ERROR 2023-11-20T18:47:00.793-08:00 lsst.ctrl.mpexec.mpGraphExecutor ()(mpGraphExecutor.py:675) -   - FAILED: <TaskDef(lsst.ip.isr.isrTask.IsrTask, label=overscan) dataId={instrument: 'DECam', detector: 1, exposure: 1220161, ...}>

I’ve tried running with --start-method spawn and I haven’t been able to recreate the issue, so perhaps this is the issue.

I’ve uploaded the quantum graph here. The log file is too big (8MB), so I’ve uploaded it without the debug messages and put the full one here.

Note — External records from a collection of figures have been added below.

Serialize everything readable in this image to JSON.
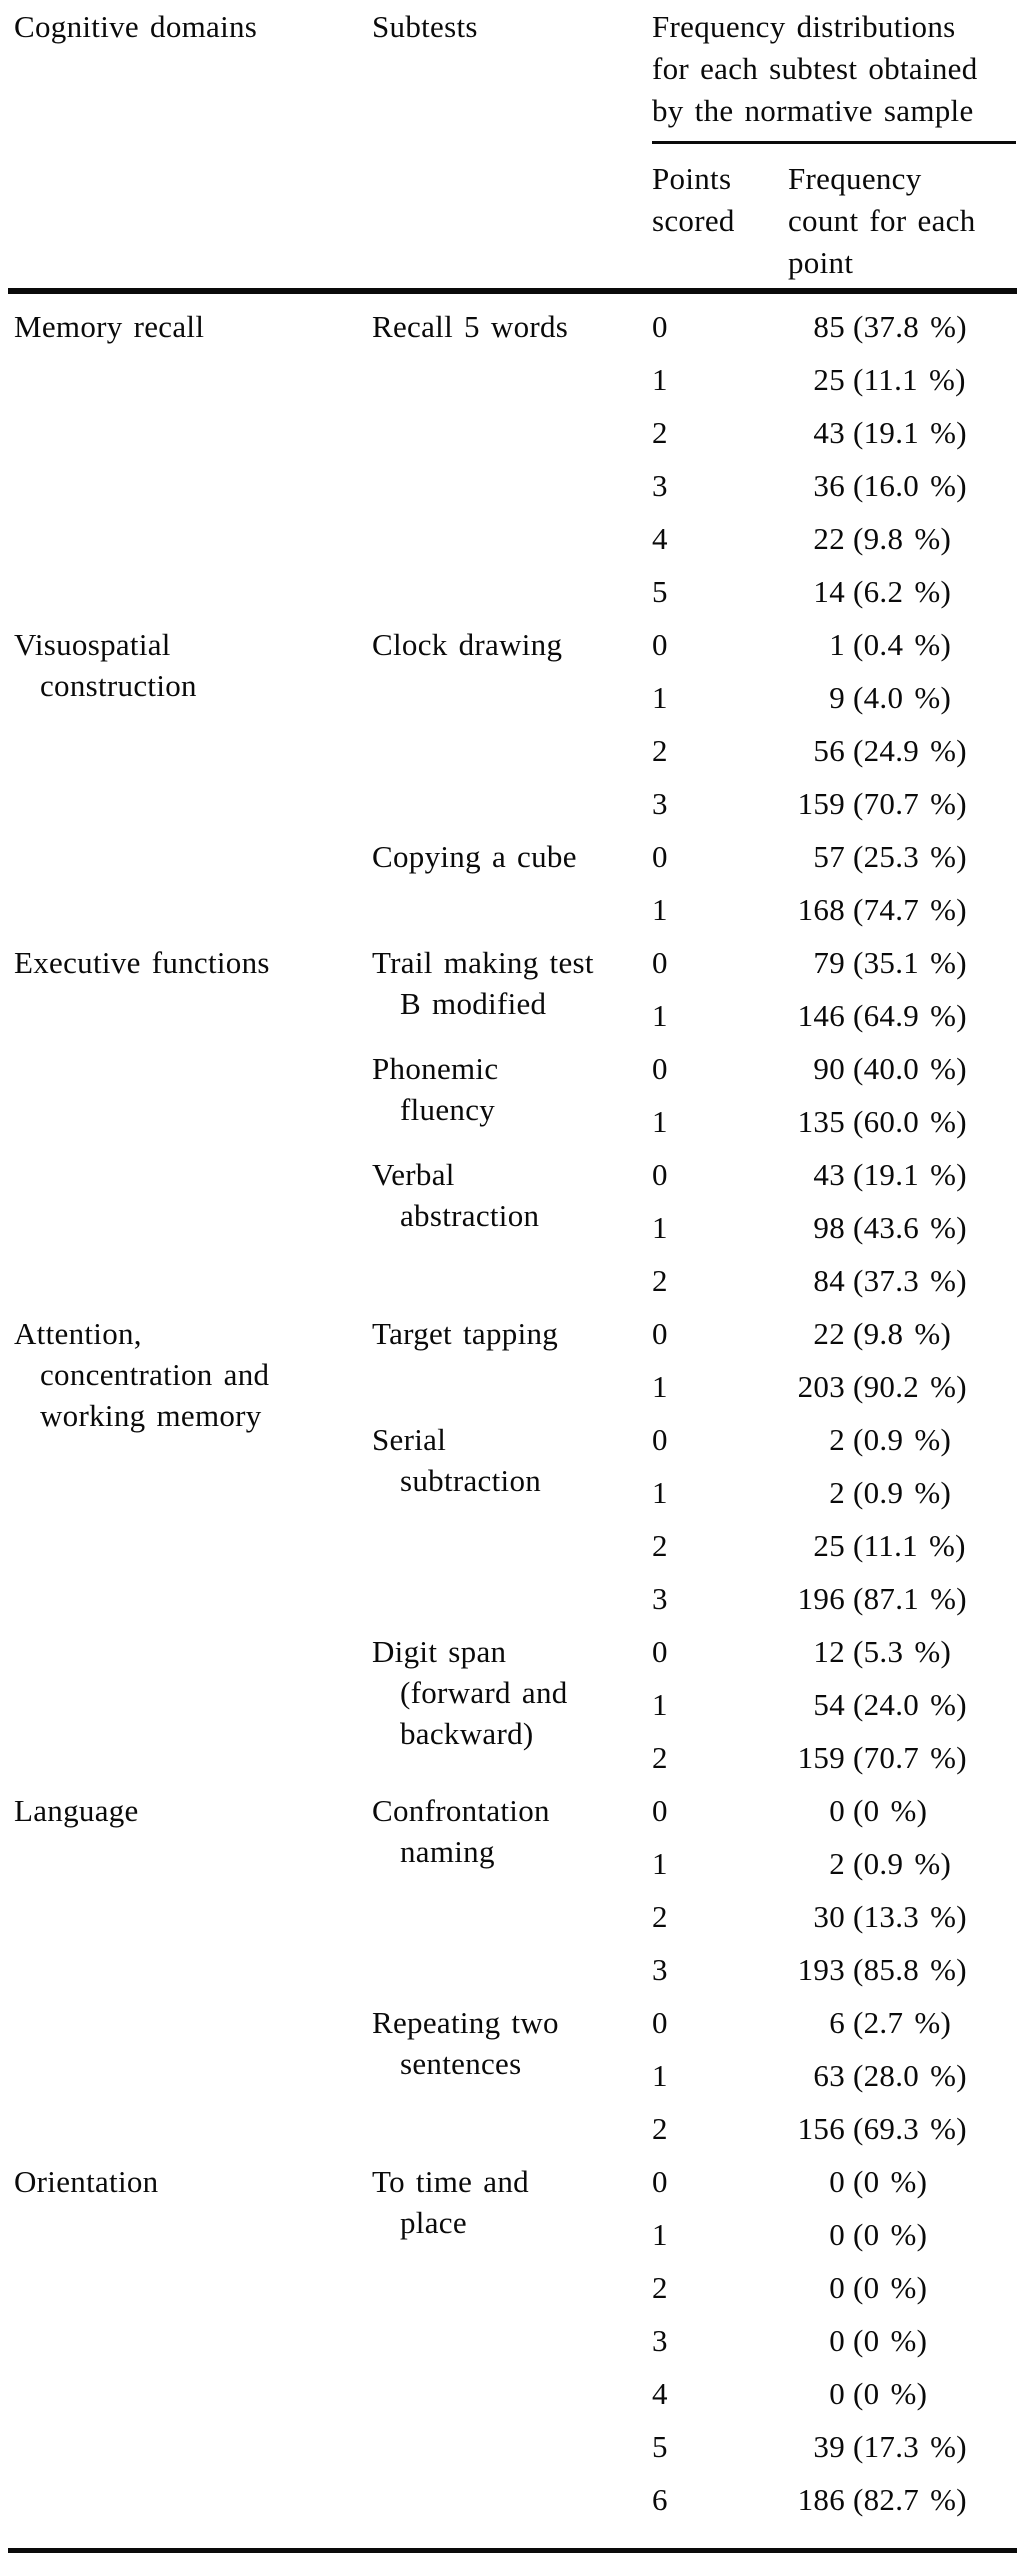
{
  "table": {
    "headers": {
      "cognitive_domains": "Cognitive domains",
      "subtests": "Subtests",
      "frequency_group": "Frequency distributions\nfor each subtest obtained\nby the normative sample",
      "points_scored": "Points\nscored",
      "frequency_count": "Frequency\ncount for each\npoint"
    },
    "groups": [
      {
        "domain": "Memory recall",
        "subtests": [
          {
            "name": "Recall 5 words",
            "rows": [
              {
                "point": "0",
                "count": "85",
                "pct": "(37.8 %)"
              },
              {
                "point": "1",
                "count": "25",
                "pct": "(11.1 %)"
              },
              {
                "point": "2",
                "count": "43",
                "pct": "(19.1 %)"
              },
              {
                "point": "3",
                "count": "36",
                "pct": "(16.0 %)"
              },
              {
                "point": "4",
                "count": "22",
                "pct": "(9.8 %)"
              },
              {
                "point": "5",
                "count": "14",
                "pct": "(6.2 %)"
              }
            ]
          }
        ]
      },
      {
        "domain": "Visuospatial\nconstruction",
        "subtests": [
          {
            "name": "Clock drawing",
            "rows": [
              {
                "point": "0",
                "count": "1",
                "pct": "(0.4 %)"
              },
              {
                "point": "1",
                "count": "9",
                "pct": "(4.0 %)"
              },
              {
                "point": "2",
                "count": "56",
                "pct": "(24.9 %)"
              },
              {
                "point": "3",
                "count": "159",
                "pct": "(70.7 %)"
              }
            ]
          },
          {
            "name": "Copying a cube",
            "rows": [
              {
                "point": "0",
                "count": "57",
                "pct": "(25.3 %)"
              },
              {
                "point": "1",
                "count": "168",
                "pct": "(74.7 %)"
              }
            ]
          }
        ]
      },
      {
        "domain": "Executive functions",
        "subtests": [
          {
            "name": "Trail making test\nB modified",
            "rows": [
              {
                "point": "0",
                "count": "79",
                "pct": "(35.1 %)"
              },
              {
                "point": "1",
                "count": "146",
                "pct": "(64.9 %)"
              }
            ]
          },
          {
            "name": "Phonemic\nfluency",
            "rows": [
              {
                "point": "0",
                "count": "90",
                "pct": "(40.0 %)"
              },
              {
                "point": "1",
                "count": "135",
                "pct": "(60.0 %)"
              }
            ]
          },
          {
            "name": "Verbal\nabstraction",
            "rows": [
              {
                "point": "0",
                "count": "43",
                "pct": "(19.1 %)"
              },
              {
                "point": "1",
                "count": "98",
                "pct": "(43.6 %)"
              },
              {
                "point": "2",
                "count": "84",
                "pct": "(37.3 %)"
              }
            ]
          }
        ]
      },
      {
        "domain": "Attention,\nconcentration and\nworking memory",
        "subtests": [
          {
            "name": "Target tapping",
            "rows": [
              {
                "point": "0",
                "count": "22",
                "pct": "(9.8 %)"
              },
              {
                "point": "1",
                "count": "203",
                "pct": "(90.2 %)"
              }
            ]
          },
          {
            "name": "Serial\nsubtraction",
            "rows": [
              {
                "point": "0",
                "count": "2",
                "pct": "(0.9 %)"
              },
              {
                "point": "1",
                "count": "2",
                "pct": "(0.9 %)"
              },
              {
                "point": "2",
                "count": "25",
                "pct": "(11.1 %)"
              },
              {
                "point": "3",
                "count": "196",
                "pct": "(87.1 %)"
              }
            ]
          },
          {
            "name": "Digit span\n(forward and\nbackward)",
            "rows": [
              {
                "point": "0",
                "count": "12",
                "pct": "(5.3 %)"
              },
              {
                "point": "1",
                "count": "54",
                "pct": "(24.0 %)"
              },
              {
                "point": "2",
                "count": "159",
                "pct": "(70.7 %)"
              }
            ]
          }
        ]
      },
      {
        "domain": "Language",
        "subtests": [
          {
            "name": "Confrontation\nnaming",
            "rows": [
              {
                "point": "0",
                "count": "0",
                "pct": "(0 %)"
              },
              {
                "point": "1",
                "count": "2",
                "pct": "(0.9 %)"
              },
              {
                "point": "2",
                "count": "30",
                "pct": "(13.3 %)"
              },
              {
                "point": "3",
                "count": "193",
                "pct": "(85.8 %)"
              }
            ]
          },
          {
            "name": "Repeating two\nsentences",
            "rows": [
              {
                "point": "0",
                "count": "6",
                "pct": "(2.7 %)"
              },
              {
                "point": "1",
                "count": "63",
                "pct": "(28.0 %)"
              },
              {
                "point": "2",
                "count": "156",
                "pct": "(69.3 %)"
              }
            ]
          }
        ]
      },
      {
        "domain": "Orientation",
        "subtests": [
          {
            "name": "To time and\nplace",
            "rows": [
              {
                "point": "0",
                "count": "0",
                "pct": "(0 %)"
              },
              {
                "point": "1",
                "count": "0",
                "pct": "(0 %)"
              },
              {
                "point": "2",
                "count": "0",
                "pct": "(0 %)"
              },
              {
                "point": "3",
                "count": "0",
                "pct": "(0 %)"
              },
              {
                "point": "4",
                "count": "0",
                "pct": "(0 %)"
              },
              {
                "point": "5",
                "count": "39",
                "pct": "(17.3 %)"
              },
              {
                "point": "6",
                "count": "186",
                "pct": "(82.7 %)"
              }
            ]
          }
        ]
      }
    ]
  }
}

isr1_no_debug.log (63.5 KB)
isr.qgraph (29.5 KB)

Thank you for the detailed response. We think the problem is that the connection pool is set up before we start processing quanta and the connections end up in the forks. The current plan is to change the default start method to spawn on all platforms as the only safe solution. This is not the first time that fork has bitten us and the small performance savings are not worth all this pain.

We would be interested to know if --start-method forkserver works fine as well.

I’ve run the pipeline 6 times with --start-method forkserver and haven’t seen the issue. It comes up immediately with fork, so I think forkserver is okay.

1 Like

Last week’s weekly should have the fix in it. We have stopped using fork completely and now default to spawn. forkserver is still an option.